Groupe polonais contenant en ses rangs le batteur live de Batushka (lequel ? Aucune idée vu le bordel entre les deux versions du groupe), Varmia existe depuis dix ans et sort avec Lauks son cinquième album (le troisième pour l’écurie US M-Theory Audio (God Forbid, Amiensus, Warbringer…). Le quartet officie dans un mélange de black metal assez rentre-dedans mais contrasté par quelques éléments folk/pagan.
Lauks démarre en trombe avec un « Czarne drogi Xsiężyca » hautement agressif mais contenant un intéressant contraste vocal au milieu de ce déluge de riffs et de growls. En effet, on perçoit d’emblée leurs envies pagan via ces vocaux presque incantatoires se glissant dans le décor. Et qui dit pagan, dit combat à l’épée. Ces dernières viennent s’entrechoquer (oui) durant « Zwykli zmarli », un curieux parti pris qui aurait pu sonner ringard mais ne faisant pourtant pas dégonfler l’extrême tension qui demeure à vif (malgré la présence d’un break où l’on entend de la guitare acoustique et nous remettant le couvert avec harmonies vocales).
Dès ces deux titres, on a déjà le profil de Varmia très bien défini. Du black metal frondeur qui va poursuivre son chaos guerrier parsemé de quelques légères accalmies, notamment les quelques mélodies vocales, celles-ci étant le plus souvent accompagnées d’une rythmique dans le rouge (« Stēisan azzaran waks »).
La triplette finale constituée du premier single « Der Tot Adalbert », « Korona » puis « …po widok za » sortent totalement du lot, arrivant chacune sur un mid-tempo plus facilement assimilable avec leurs incursions d’instruments traditionnels. Une fin d’album beaucoup plus subtile, venant apporter une touche de mystère et d’exotisme tout en poursuivant dans la surpuissance rythmique.

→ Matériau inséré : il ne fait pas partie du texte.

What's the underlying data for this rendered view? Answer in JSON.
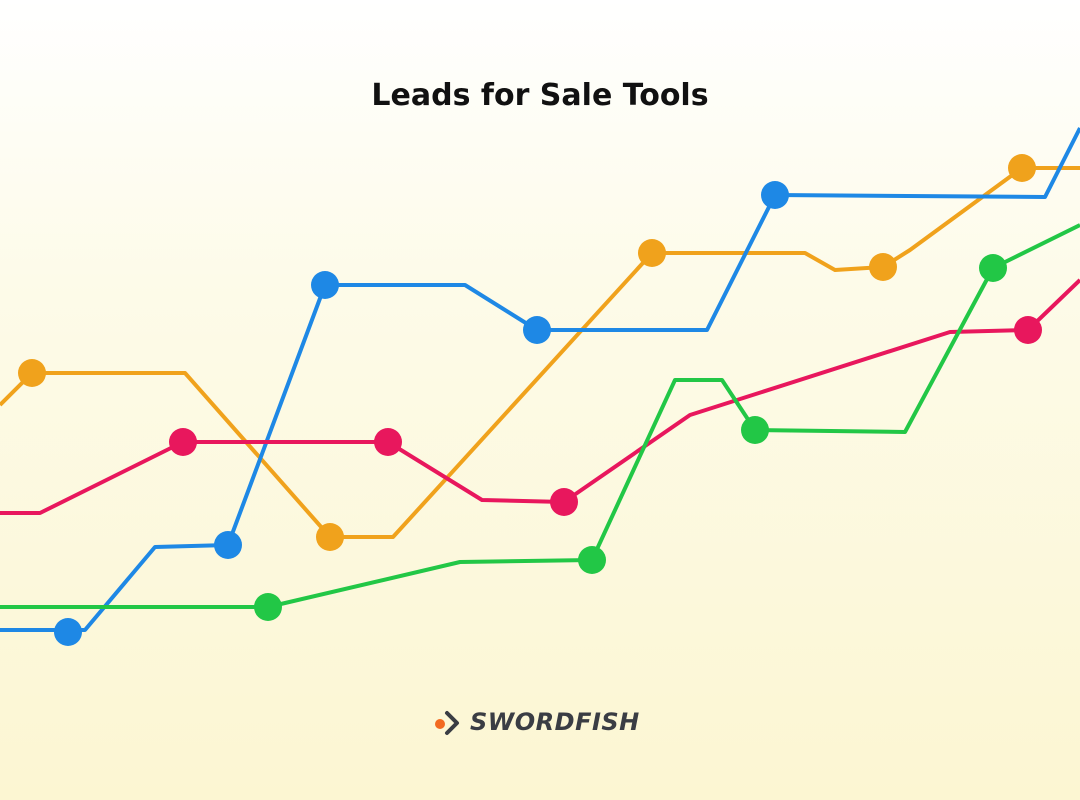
{
  "title": "Leads for Sale Tools",
  "logo": {
    "text": "SWORDFISH"
  }
}
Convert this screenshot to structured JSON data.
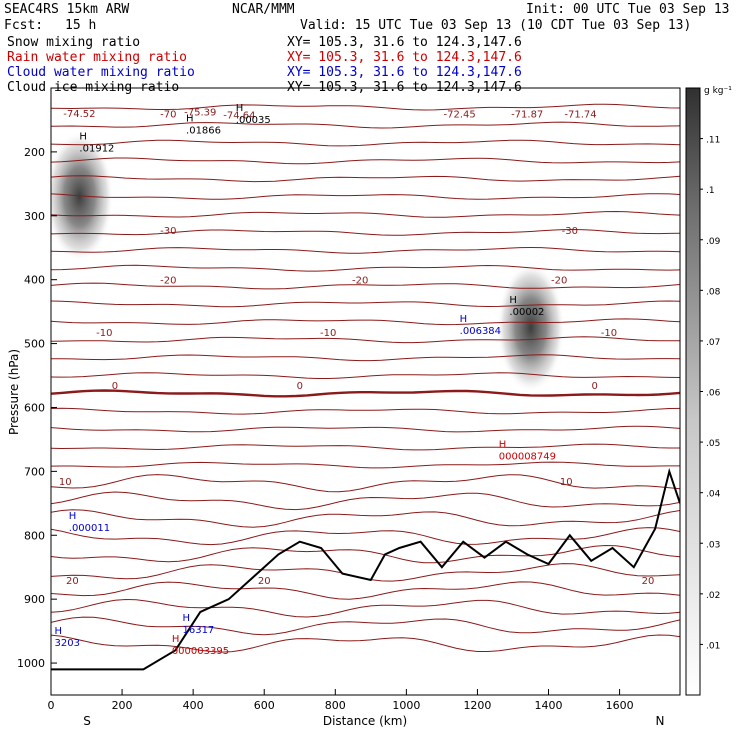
{
  "header": {
    "model_line": "SEAC4RS 15km ARW",
    "org": "NCAR/MMM",
    "init": "Init: 00 UTC Tue 03 Sep 13",
    "fcst_label": "Fcst:",
    "fcst_value": "15 h",
    "valid": "Valid: 15 UTC Tue 03 Sep 13 (10 CDT Tue 03 Sep 13)"
  },
  "fields": [
    {
      "label": "Snow mixing ratio",
      "xy": "XY= 105.3, 31.6 to 124.3,147.6",
      "color": "#000000"
    },
    {
      "label": "Rain water mixing ratio",
      "xy": "XY= 105.3, 31.6 to 124.3,147.6",
      "color": "#cc0000"
    },
    {
      "label": "Cloud water mixing ratio",
      "xy": "XY= 105.3, 31.6 to 124.3,147.6",
      "color": "#0000cc"
    },
    {
      "label": "Cloud ice mixing ratio",
      "xy": "XY= 105.3, 31.6 to 124.3,147.6",
      "color": "#000000"
    }
  ],
  "chart_data": {
    "type": "heatmap",
    "xlabel": "Distance (km)",
    "ylabel": "Pressure (hPa)",
    "xlim": [
      0,
      1770
    ],
    "ylim": [
      1050,
      100
    ],
    "x_ticks": [
      0,
      200,
      400,
      600,
      800,
      1000,
      1200,
      1400,
      1600
    ],
    "y_ticks": [
      200,
      300,
      400,
      500,
      600,
      700,
      800,
      900,
      1000
    ],
    "endpoints": {
      "left": "S",
      "right": "N"
    },
    "colorbar": {
      "unit": "g kg⁻¹",
      "ticks": [
        ".01",
        ".02",
        ".03",
        ".04",
        ".05",
        ".06",
        ".07",
        ".08",
        ".09",
        ".1",
        ".11"
      ],
      "range": [
        0,
        0.12
      ]
    },
    "snow_blobs": [
      {
        "x": 80,
        "p": 270,
        "peak": 0.09
      },
      {
        "x": 1350,
        "p": 475,
        "peak": 0.08
      }
    ],
    "temperature_isotherms": [
      {
        "value": -70,
        "label": "-70",
        "x_label": 330,
        "p": 140
      },
      {
        "value": -30,
        "label": "-30",
        "labels_x": [
          330,
          1460
        ],
        "p": 322
      },
      {
        "value": -20,
        "label": "-20",
        "labels_x": [
          330,
          870,
          1430
        ],
        "p": 400
      },
      {
        "value": -10,
        "label": "-10",
        "labels_x": [
          150,
          780,
          1570
        ],
        "p": 482
      },
      {
        "value": 0,
        "label": "0",
        "labels_x": [
          180,
          700,
          1530
        ],
        "p": 565
      },
      {
        "value": 10,
        "label": "10",
        "labels_x": [
          40,
          1450
        ],
        "p": 715
      },
      {
        "value": 20,
        "label": "20",
        "labels_x": [
          60,
          600,
          1680
        ],
        "p": 870
      }
    ],
    "minimum_labels": [
      {
        "text": "-74.52",
        "x": 80,
        "p": 145
      },
      {
        "text": "-75.39",
        "x": 420,
        "p": 143
      },
      {
        "text": "-74.64",
        "x": 530,
        "p": 148
      },
      {
        "text": "-72.45",
        "x": 1150,
        "p": 146
      },
      {
        "text": "-71.87",
        "x": 1340,
        "p": 146
      },
      {
        "text": "-71.74",
        "x": 1490,
        "p": 146
      }
    ],
    "maxima": [
      {
        "value": ".01912",
        "x": 80,
        "p": 196,
        "color": "#000000"
      },
      {
        "value": ".01866",
        "x": 380,
        "p": 168,
        "color": "#000000"
      },
      {
        "value": ".00035",
        "x": 520,
        "p": 152,
        "color": "#000000"
      },
      {
        "value": ".00002",
        "x": 1290,
        "p": 452,
        "color": "#000000"
      },
      {
        "value": ".006384",
        "x": 1150,
        "p": 482,
        "color": "#0000cc"
      },
      {
        "value": "000008749",
        "x": 1260,
        "p": 678,
        "color": "#cc0000"
      },
      {
        "value": ".000011",
        "x": 50,
        "p": 790,
        "color": "#0000cc"
      },
      {
        "value": "16317",
        "x": 370,
        "p": 950,
        "color": "#0000cc"
      },
      {
        "value": "3203",
        "x": 10,
        "p": 970,
        "color": "#0000cc"
      },
      {
        "value": "000003395",
        "x": 340,
        "p": 983,
        "color": "#cc0000"
      }
    ]
  }
}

Malgré une première partie d’album un peu trop compacte et éprouvante, la seconde vient la compléter par ses touches médiévales qui évitent tout sentiment de cheap (comme chez certains de leurs confrères). L’histoire de la Pologne du nord (Warmia, d’où le nom du projet) et de ses anciennes tribus d’origine balte n’est pas forcément très perceptible (à moins que vous ne maîtrisiez le polonais), mais on capte aisément l’esprit conflictuel de leur thématique, c’est bien là le projet.